Jury decided in June that “Stairway to Heaven” did not infringe on 1969 Spirit song “Taurus”

Last Updated: July 25, 2016 @ 8:10 PM

The legal saga over the iconic Led Zeppelin song “Stairway to Heaven” is going into extra innings — or extra verses, if you prefer.

The attorney for Michael Skidmore — the man who unsuccessfully sued Led Zeppelin for copyright infringement two years ago — has filed a notice of appeal in the case.

“Please take notice that Plaintiff Michael Skidmore, Trustee for the Randy Craig Wolfe Trust, hereby appeals to the United States Court of Appeals for the Ninth Circuit from the final judgment entered on June 23, 2016, as well as any and all interlocutory rulings, decisions, and orders that gave rise to the judgment and are merged therein,” the notice of appeal reads.

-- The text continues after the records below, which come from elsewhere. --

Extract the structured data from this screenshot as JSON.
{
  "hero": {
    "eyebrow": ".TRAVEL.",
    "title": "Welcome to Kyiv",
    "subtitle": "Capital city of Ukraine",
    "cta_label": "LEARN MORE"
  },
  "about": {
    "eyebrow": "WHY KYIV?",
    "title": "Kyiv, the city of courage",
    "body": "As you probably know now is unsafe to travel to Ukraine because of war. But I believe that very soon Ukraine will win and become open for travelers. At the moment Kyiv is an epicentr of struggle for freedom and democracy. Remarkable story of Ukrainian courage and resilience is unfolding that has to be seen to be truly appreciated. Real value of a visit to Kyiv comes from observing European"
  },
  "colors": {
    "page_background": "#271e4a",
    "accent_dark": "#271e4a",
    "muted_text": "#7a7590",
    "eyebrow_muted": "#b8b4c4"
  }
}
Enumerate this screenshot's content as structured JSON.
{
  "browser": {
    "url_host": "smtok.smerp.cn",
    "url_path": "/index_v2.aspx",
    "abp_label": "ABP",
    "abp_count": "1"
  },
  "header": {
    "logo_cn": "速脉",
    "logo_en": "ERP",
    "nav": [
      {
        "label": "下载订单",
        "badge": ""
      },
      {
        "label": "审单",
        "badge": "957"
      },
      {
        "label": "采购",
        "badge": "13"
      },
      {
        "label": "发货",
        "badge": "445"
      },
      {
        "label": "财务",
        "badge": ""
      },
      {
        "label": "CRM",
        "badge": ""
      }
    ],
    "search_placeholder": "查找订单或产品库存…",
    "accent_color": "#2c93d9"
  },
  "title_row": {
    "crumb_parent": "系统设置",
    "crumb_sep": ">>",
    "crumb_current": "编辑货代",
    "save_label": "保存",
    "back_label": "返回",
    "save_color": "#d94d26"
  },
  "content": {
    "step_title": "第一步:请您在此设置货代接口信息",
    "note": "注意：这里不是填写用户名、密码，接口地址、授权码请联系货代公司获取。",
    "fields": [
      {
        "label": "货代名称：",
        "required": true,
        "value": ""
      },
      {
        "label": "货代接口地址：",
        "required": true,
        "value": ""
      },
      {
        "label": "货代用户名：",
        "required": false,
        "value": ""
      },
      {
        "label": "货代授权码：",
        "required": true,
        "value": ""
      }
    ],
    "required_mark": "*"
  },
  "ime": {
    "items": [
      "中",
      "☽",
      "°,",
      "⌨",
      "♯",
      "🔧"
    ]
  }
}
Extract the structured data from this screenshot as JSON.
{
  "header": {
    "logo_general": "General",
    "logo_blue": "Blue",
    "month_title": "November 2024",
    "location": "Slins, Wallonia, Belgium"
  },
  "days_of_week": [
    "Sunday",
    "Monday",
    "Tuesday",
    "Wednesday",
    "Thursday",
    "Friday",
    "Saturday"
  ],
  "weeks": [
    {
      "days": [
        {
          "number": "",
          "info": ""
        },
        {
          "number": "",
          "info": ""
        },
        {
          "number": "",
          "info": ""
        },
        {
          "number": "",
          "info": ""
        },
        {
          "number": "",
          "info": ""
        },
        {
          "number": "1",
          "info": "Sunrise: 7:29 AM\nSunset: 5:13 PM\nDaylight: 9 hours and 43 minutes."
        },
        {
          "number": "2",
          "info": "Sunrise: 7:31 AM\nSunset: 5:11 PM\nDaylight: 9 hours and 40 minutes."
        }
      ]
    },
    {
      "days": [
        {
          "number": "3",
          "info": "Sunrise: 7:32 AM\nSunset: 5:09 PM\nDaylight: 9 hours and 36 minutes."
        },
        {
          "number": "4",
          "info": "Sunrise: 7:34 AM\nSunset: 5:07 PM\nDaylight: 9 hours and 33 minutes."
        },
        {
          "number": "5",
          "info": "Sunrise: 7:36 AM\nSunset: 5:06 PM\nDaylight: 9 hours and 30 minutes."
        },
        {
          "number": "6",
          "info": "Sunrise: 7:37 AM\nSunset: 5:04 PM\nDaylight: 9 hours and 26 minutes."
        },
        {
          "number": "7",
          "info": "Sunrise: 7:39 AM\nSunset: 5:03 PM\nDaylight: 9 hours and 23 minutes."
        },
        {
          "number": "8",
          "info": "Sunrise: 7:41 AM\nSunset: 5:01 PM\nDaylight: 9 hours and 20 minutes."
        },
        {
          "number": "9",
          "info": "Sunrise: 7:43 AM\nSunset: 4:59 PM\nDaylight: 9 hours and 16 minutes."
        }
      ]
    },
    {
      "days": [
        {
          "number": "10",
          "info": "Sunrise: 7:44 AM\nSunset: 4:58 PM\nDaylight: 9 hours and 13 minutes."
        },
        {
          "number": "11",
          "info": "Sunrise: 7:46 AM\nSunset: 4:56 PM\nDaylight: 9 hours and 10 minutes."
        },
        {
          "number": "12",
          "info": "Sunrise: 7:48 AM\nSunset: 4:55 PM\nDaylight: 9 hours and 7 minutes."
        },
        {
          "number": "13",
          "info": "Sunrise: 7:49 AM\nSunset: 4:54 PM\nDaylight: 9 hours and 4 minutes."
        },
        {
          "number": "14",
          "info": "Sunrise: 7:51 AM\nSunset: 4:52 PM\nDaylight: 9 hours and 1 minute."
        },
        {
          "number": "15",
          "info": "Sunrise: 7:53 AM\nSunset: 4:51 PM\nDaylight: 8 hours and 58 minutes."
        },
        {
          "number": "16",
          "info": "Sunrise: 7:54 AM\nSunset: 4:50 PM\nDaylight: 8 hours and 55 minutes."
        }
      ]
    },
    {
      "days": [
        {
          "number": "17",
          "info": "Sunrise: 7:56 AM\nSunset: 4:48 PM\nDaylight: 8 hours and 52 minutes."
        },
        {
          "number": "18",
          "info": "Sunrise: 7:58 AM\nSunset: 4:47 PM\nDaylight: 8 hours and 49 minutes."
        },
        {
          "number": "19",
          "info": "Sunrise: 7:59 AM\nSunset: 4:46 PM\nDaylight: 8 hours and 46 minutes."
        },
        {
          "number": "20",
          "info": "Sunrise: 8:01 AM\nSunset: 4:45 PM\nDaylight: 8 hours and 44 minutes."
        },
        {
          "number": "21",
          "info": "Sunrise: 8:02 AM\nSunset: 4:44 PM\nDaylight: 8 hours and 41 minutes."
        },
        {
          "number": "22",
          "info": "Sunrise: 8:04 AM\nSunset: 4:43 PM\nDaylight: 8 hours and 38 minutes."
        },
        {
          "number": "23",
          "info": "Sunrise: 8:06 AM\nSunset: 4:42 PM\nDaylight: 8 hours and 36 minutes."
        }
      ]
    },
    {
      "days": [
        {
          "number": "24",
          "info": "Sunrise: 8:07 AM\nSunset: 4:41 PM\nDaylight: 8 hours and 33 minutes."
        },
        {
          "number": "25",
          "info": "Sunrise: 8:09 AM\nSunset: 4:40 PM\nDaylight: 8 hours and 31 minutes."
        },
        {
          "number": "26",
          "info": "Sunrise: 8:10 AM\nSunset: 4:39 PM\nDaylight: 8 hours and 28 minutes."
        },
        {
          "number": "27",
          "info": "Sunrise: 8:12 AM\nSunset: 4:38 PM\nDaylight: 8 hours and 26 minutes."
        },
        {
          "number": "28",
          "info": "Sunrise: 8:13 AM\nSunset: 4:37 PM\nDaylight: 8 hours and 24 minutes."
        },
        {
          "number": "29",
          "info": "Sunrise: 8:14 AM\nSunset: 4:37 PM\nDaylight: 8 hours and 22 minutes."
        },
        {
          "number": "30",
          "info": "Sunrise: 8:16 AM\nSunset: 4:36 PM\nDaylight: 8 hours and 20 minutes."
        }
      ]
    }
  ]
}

Skidmore, the trustee of the Randy Craig Wolfe Trust — named after the frontman for the band Sprit — sued Led Zeppelin in 2014, claiming that “Stairway” infringed on the 1969 Spirit song “Taurus.”

A jury in Los Angeles found in favor of Led Zeppelin in June after a two-week trial.

The jury found that, while Led Zeppelin guitarist Jimmy Page and vocalist Robert Plant did have access to “Taurus” before writing “Stairway,” the songs are not substantially similar.

In a statement following the verdict, Page and Plant said they are glad to put the issue to rest.

“We are grateful for the jury’s conscientious service and pleased that it has ruled in our favor, putting to rest questions about the origins of ‘Stairway to Heaven’ and confirming what we have known for 45 years,” the musicians said. “We appreciate our fans’ support, and look forward to putting this legal matter behind us.”

Skidmore’s attorney, Francis Malofiy, told TheWrap after the verdict was read in June that the case could be appealed.

“There are many appealable issues,” Malofiy said. “Obviously I will have to discuss with my client.”

In a statement following the verdict, Page and Plant said they are glad to put the issue to rest.

“We are grateful for the jury’s conscientious service and pleased that it has ruled in our favor, putting to rest questions about the origins of ‘Stairway to Heaven’ and confirming what we have known for 45 years,” the band said. “We appreciate our fans’ support, and look forward to putting this legal matter behind us.”

Led Zeppelin’s attorneys declined to comment on the appeal when contacted by TheWrap. Malofiy has not yet responded to TheWrap’s request for comment.